As modernization progressed and the economy developed, opportunities for higher education gradually expanded. Still, the university remained the summit of intellectual achievement, and books and magazines maintained their authority and prestige among the Japanese as intermediaries between academia and the rest of Japanese society. Moreover, since information on any given topic was available to consumers only in a limited variety of packages, it was a seller’s market in every sense of the word.
After World War II, higher education spread rapidly among the Japanese until the 1970s, when the rate of enrollment in four-year universities topped out. For men in particular, graduation from a prestigious university was an indispensable ticket to the kind of stable white-collar employment that most Japanese wished for themselves and their children. But opportunities for stable white-collar work contracted sharply after the collapse of the bubble economy, and the perceived value of a university education declined accordingly. This change in attitude toward the universities as top-down purveyors of knowledge affected the publishing industry as well. In retrospect, it seems fair to say that the unchallenged leverage previously enjoyed by the supply side of the information industry reflected the nature of knowledge and education in a developing society.
House of Cards
The rise of the Internet completed the transformation of knowledge and information by revolutionizing the structure of supply and consumption. As archiving capacities and search capabilities rose by leaps and bounds, leverage shifted to the demand side of the market.
Yet amid this upheaval, the structure of the nation’s publishing industry has remained essentially unchanged. Instead of responding continuously and interactively to consumer demand, like the providers of Internet content, the publishing industry just sends the same old products out into the market. This observation applies to writers as well as publishers. The static nature of the publishing industry is evident not only in the form and content of its publications but also in its remarkably constant pool of writers.
One major reason for this failure to adapt is the deeply entrenched structure of the Japanese publishing industry. In Japan, a few large wholesalers distribute the bulk of new book titles to retailers on consignment. Publishers post sales as soon as they ship copies of a new title to the wholesalers, but retailers can return the copies they are unable to sell within a certain period of time, paying only for the copies sold. In the meantime, the wholesalers are essentially extending credit. However, as long as publishers keep putting out new titles, they can maintain their cash flow, even if they fail to turn a profit. The system keeps a large number of tiny operations afloat, in many cases borrowing against future income. It also fosters an emphasis on quantity at the expense of quality.
The number of titles published in Japan has risen sharply over the past few decades, a trend that continued even as sales plummeted from the late 1990s on (figure 2). Publishers are caught in a vicious circle, pumping out more and more titles to cover their losses. This is one factor that has inhibited any major shift to new content.

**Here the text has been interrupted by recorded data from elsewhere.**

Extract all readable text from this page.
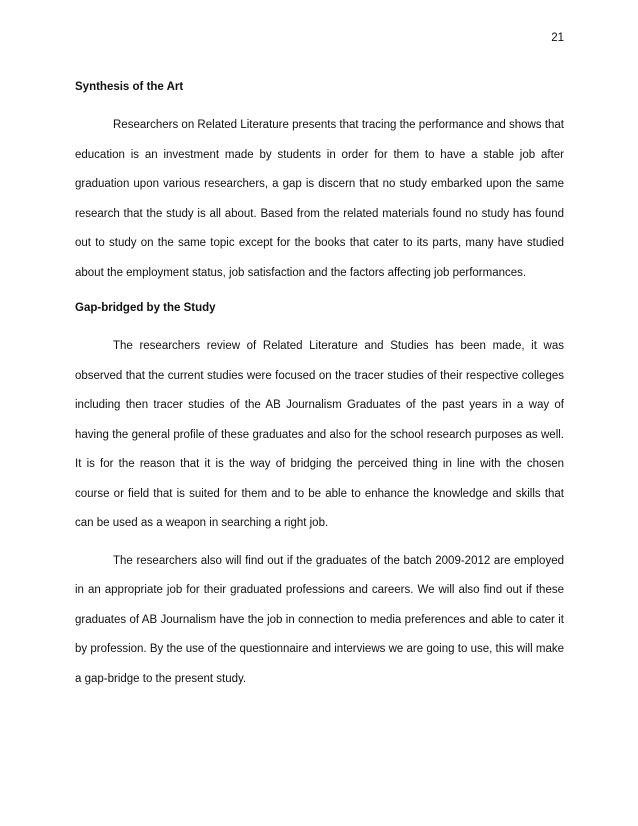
21

Synthesis of the Art

Researchers on Related Literature presents that tracing the performance and shows that education is an investment made by students in order for them to have a stable job after graduation upon various researchers, a gap is discern that no study embarked upon the same research that the study is all about. Based from the related materials found no study has found out to study on the same topic except for the books that cater to its parts, many have studied about the employment status, job satisfaction and the factors affecting job performances.

Gap-bridged by the Study

The researchers review of Related Literature and Studies has been made, it was observed that the current studies were focused on the tracer studies of their respective colleges including then tracer studies of the AB Journalism Graduates of the past years in a way of having the general profile of these graduates and also for the school research purposes as well. It is for the reason that it is the way of bridging the perceived thing in line with the chosen course or field that is suited for them and to be able to enhance the knowledge and skills that can be used as a weapon in searching a right job.

The researchers also will find out if the graduates of the batch 2009-2012 are employed in an appropriate job for their graduated professions and careers. We will also find out if these graduates of AB Journalism have the job in connection to media preferences and able to cater it by profession. By the use of the questionnaire and interviews we are going to use, this will make a gap-bridge to the present study.
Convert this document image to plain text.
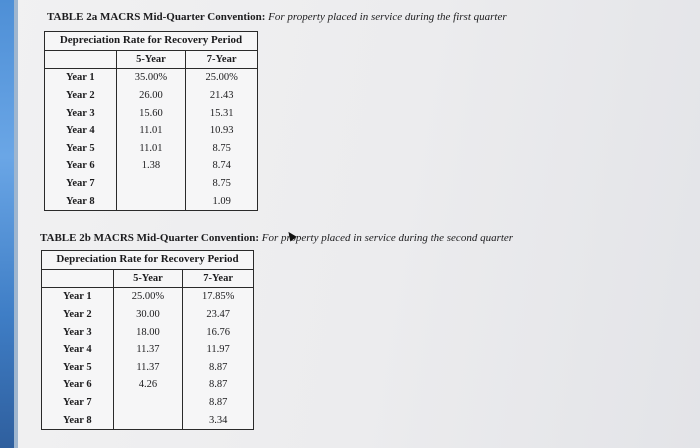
TABLE 2a MACRS Mid-Quarter Convention: For property placed in service during the first quarter
Depreciation Rate for Recovery Period		
	5-Year	7-Year
Year 1	35.00%	25.00%
Year 2	26.00	21.43
Year 3	15.60	15.31
Year 4	11.01	10.93
Year 5	11.01	8.75
Year 6	1.38	8.74
Year 7		8.75
Year 8		1.09
TABLE 2b MACRS Mid-Quarter Convention: For property placed in service during the second quarter
Depreciation Rate for Recovery Period		
	5-Year	7-Year
Year 1	25.00%	17.85%
Year 2	30.00	23.47
Year 3	18.00	16.76
Year 4	11.37	11.97
Year 5	11.37	8.87
Year 6	4.26	8.87
Year 7		8.87
Year 8		3.34
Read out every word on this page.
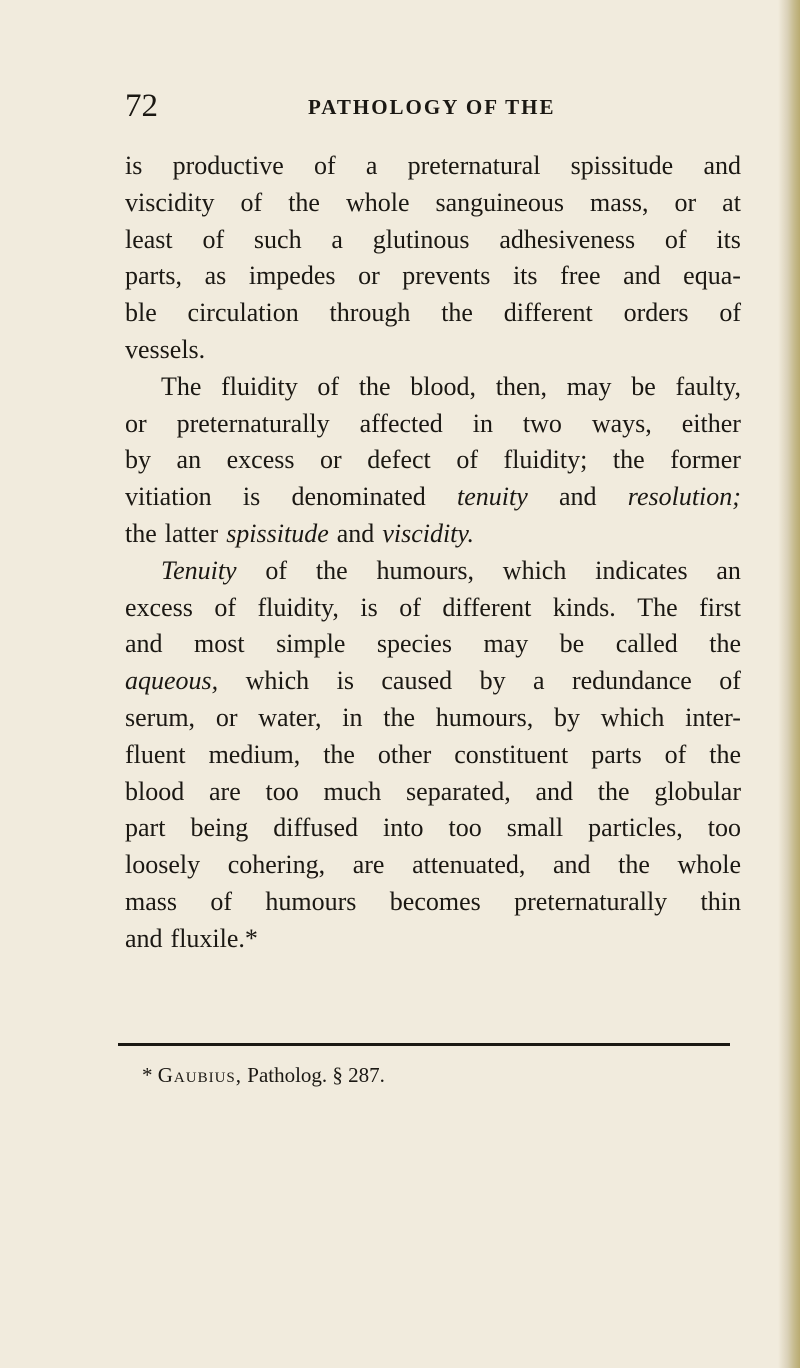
72	PATHOLOGY OF THE
is productive of a preternatural spissitude and
viscidity of the whole sanguineous mass, or at
least of such a glutinous adhesiveness of its
parts, as impedes or prevents its free and equa-
ble circulation through the different orders of
vessels.
The fluidity of the blood, then, may be faulty,
or preternaturally affected in two ways, either
by an excess or defect of fluidity; the former
vitiation is denominated tenuity and resolution;
the latter spissitude and viscidity.
Tenuity of the humours, which indicates an
excess of fluidity, is of different kinds. The first
and most simple species may be called the
aqueous, which is caused by a redundance of
serum, or water, in the humours, by which inter-
fluent medium, the other constituent parts of the
blood are too much separated, and the globular
part being diffused into too small particles, too
loosely cohering, are attenuated, and the whole
mass of humours becomes preternaturally thin
and fluxile.*
* Gaubius, Patholog. § 287.
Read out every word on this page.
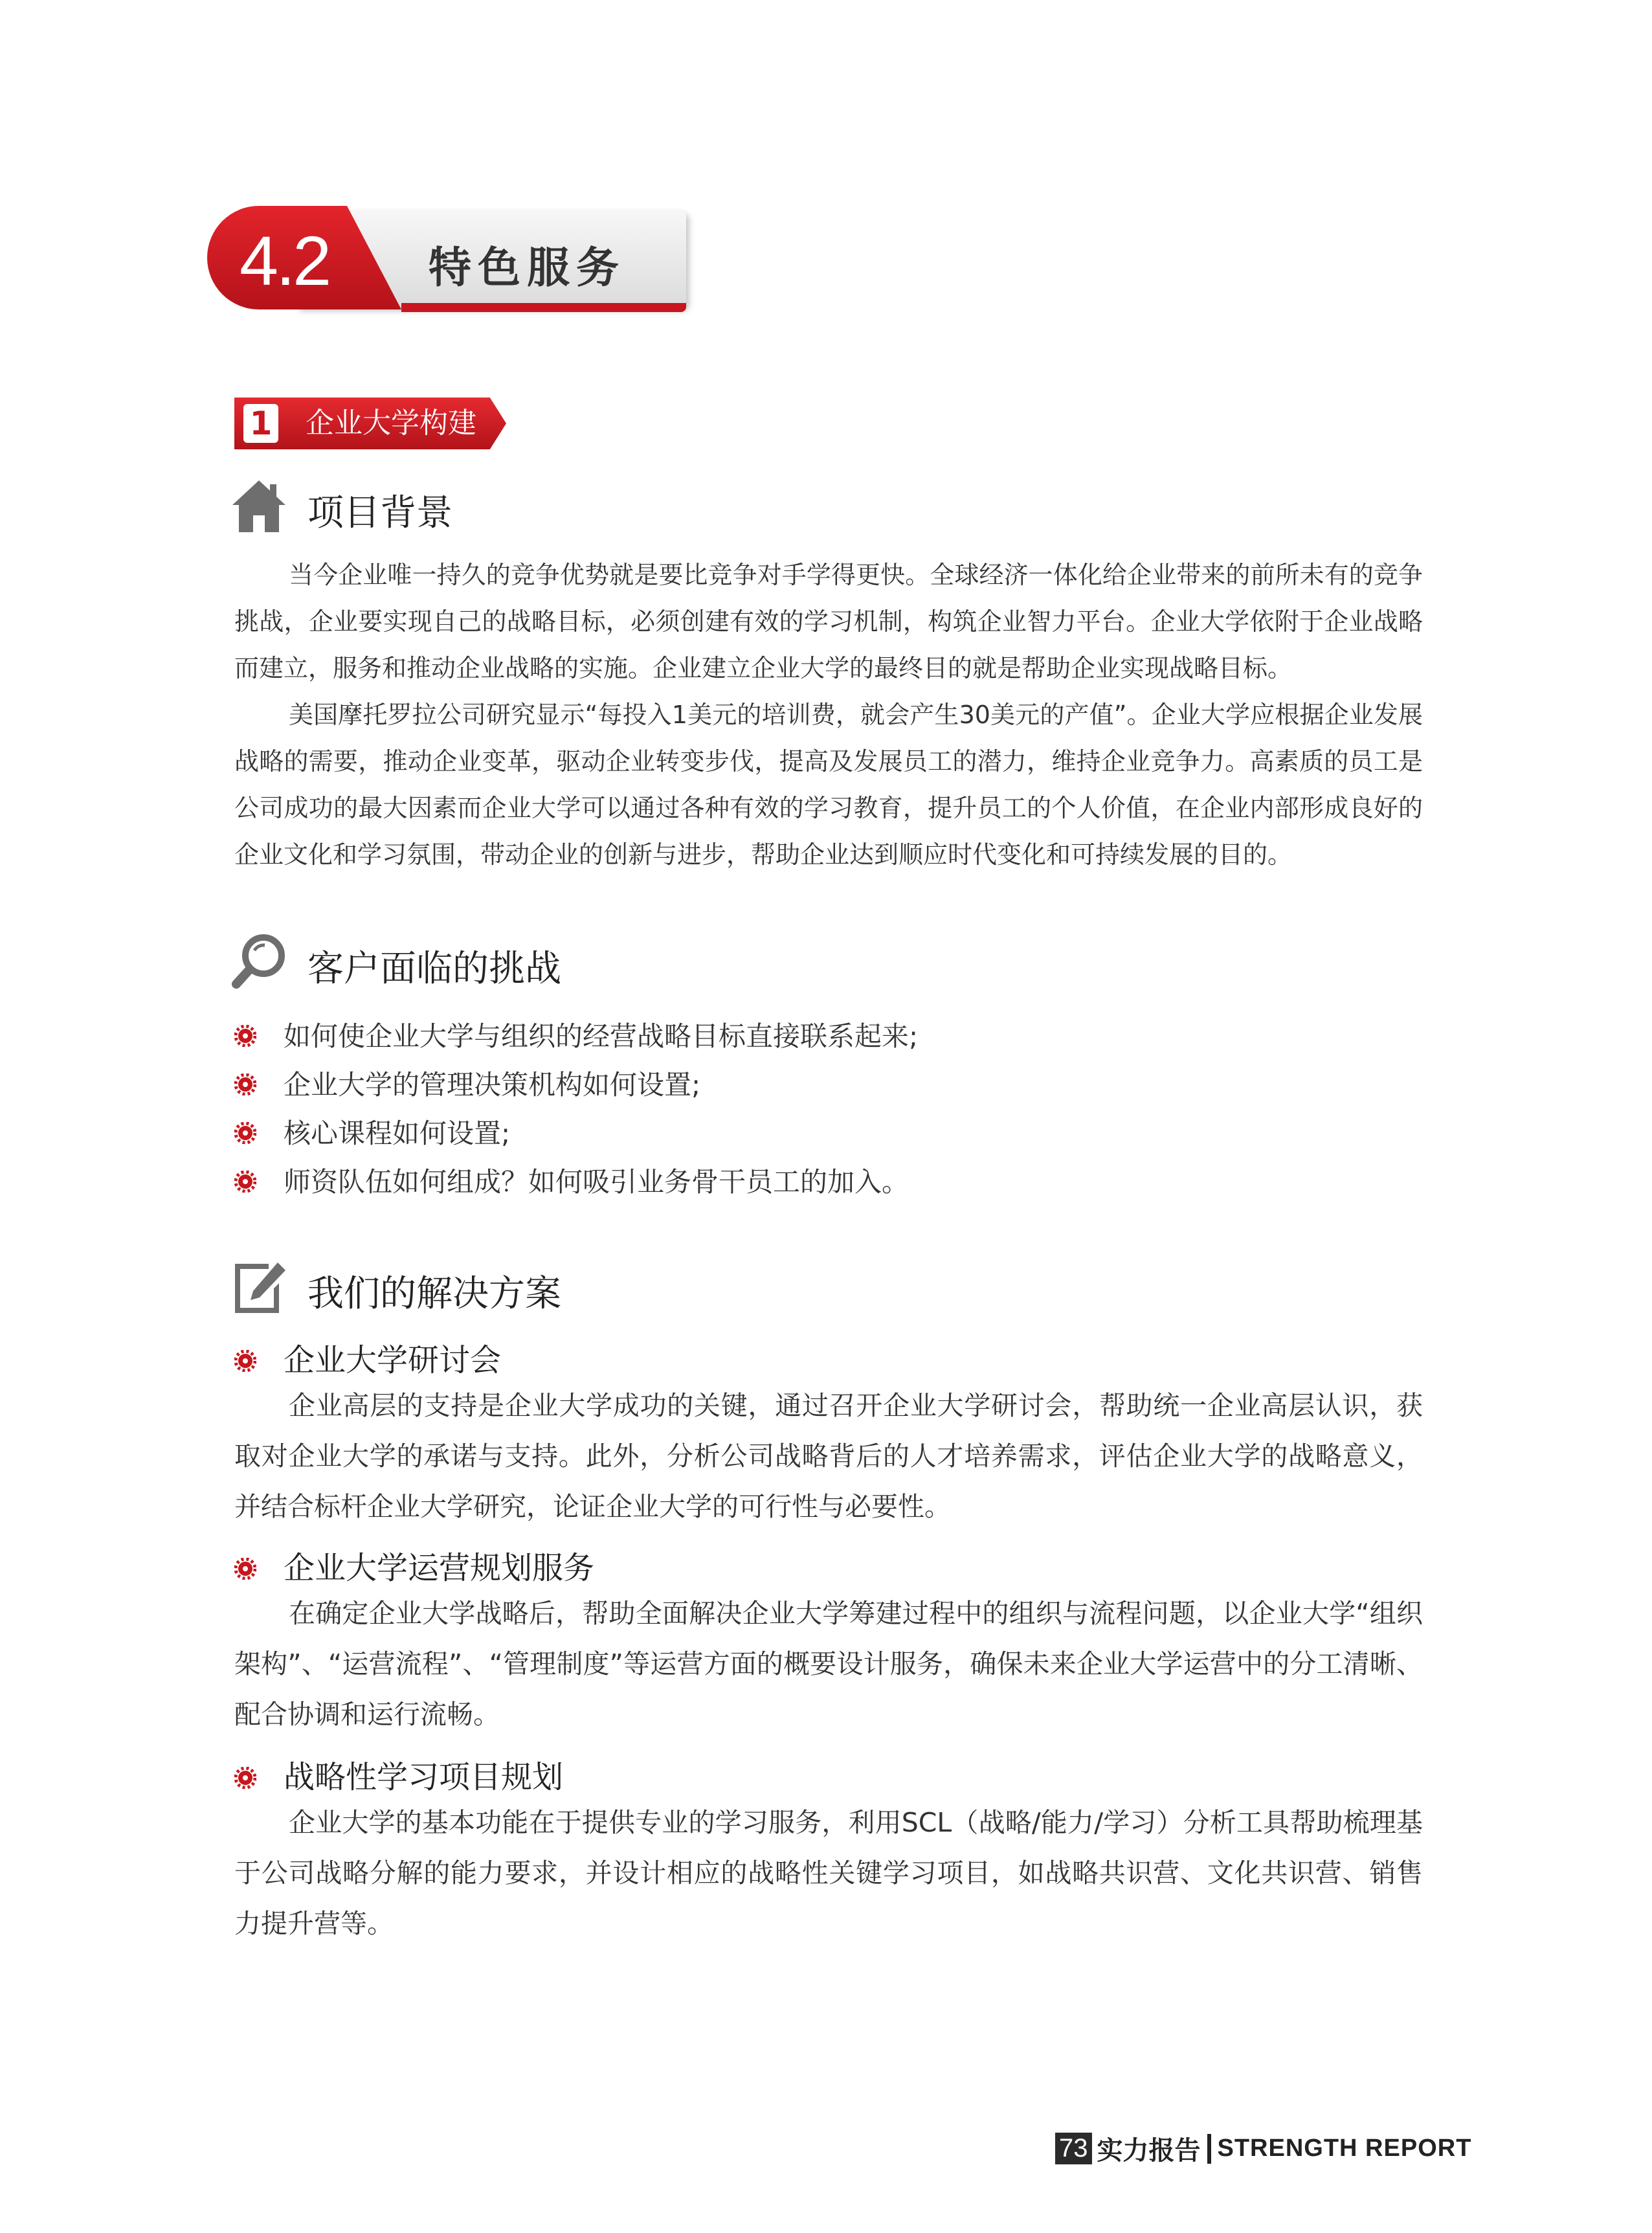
4.2 特色服务
1 企业大学构建
项目背景

当今企业唯一持久的竞争优势就是要比竞争对手学得更快。全球经济一体化给企业带来的前所未有的竞争挑战，企业要实现自己的战略目标，必须创建有效的学习机制，构筑企业智力平台。企业大学依附于企业战略而建立，服务和推动企业战略的实施。企业建立企业大学的最终目的就是帮助企业实现战略目标。

美国摩托罗拉公司研究显示“每投入1美元的培训费，就会产生30美元的产值”。企业大学应根据企业发展战略的需要，推动企业变革，驱动企业转变步伐，提高及发展员工的潜力，维持企业竞争力。高素质的员工是公司成功的最大因素而企业大学可以通过各种有效的学习教育，提升员工的个人价值，在企业内部形成良好的企业文化和学习氛围，带动企业的创新与进步，帮助企业达到顺应时代变化和可持续发展的目的。

客户面临的挑战
如何使企业大学与组织的经营战略目标直接联系起来;
企业大学的管理决策机构如何设置;
核心课程如何设置;
师资队伍如何组成？如何吸引业务骨干员工的加入。
我们的解决方案
企业大学研讨会

企业高层的支持是企业大学成功的关键，通过召开企业大学研讨会，帮助统一企业高层认识，获取对企业大学的承诺与支持。此外，分析公司战略背后的人才培养需求，评估企业大学的战略意义，并结合标杆企业大学研究，论证企业大学的可行性与必要性。

企业大学运营规划服务

在确定企业大学战略后，帮助全面解决企业大学筹建过程中的组织与流程问题，以企业大学“组织架构”、“运营流程”、“管理制度”等运营方面的概要设计服务，确保未来企业大学运营中的分工清晰、配合协调和运行流畅。

战略性学习项目规划

企业大学的基本功能在于提供专业的学习服务，利用SCL（战略/能力/学习）分析工具帮助梳理基于公司战略分解的能力要求，并设计相应的战略性关键学习项目，如战略共识营、文化共识营、销售力提升营等。

73 实力报告 STRENGTH REPORT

The Japanese book and magazine publishing industry is a house of cards, borne aloft by a creaky edifice of overproduction that substitutes quantity for quality. This strategy has allowed publishers to continue on borrowed time, providing information in accordance with an outdated knowledge paradigm. But the price the industry has paid to stay afloat in the short term is the creativity and flexibility it ultimately needs to adapt to our rapidly changing world.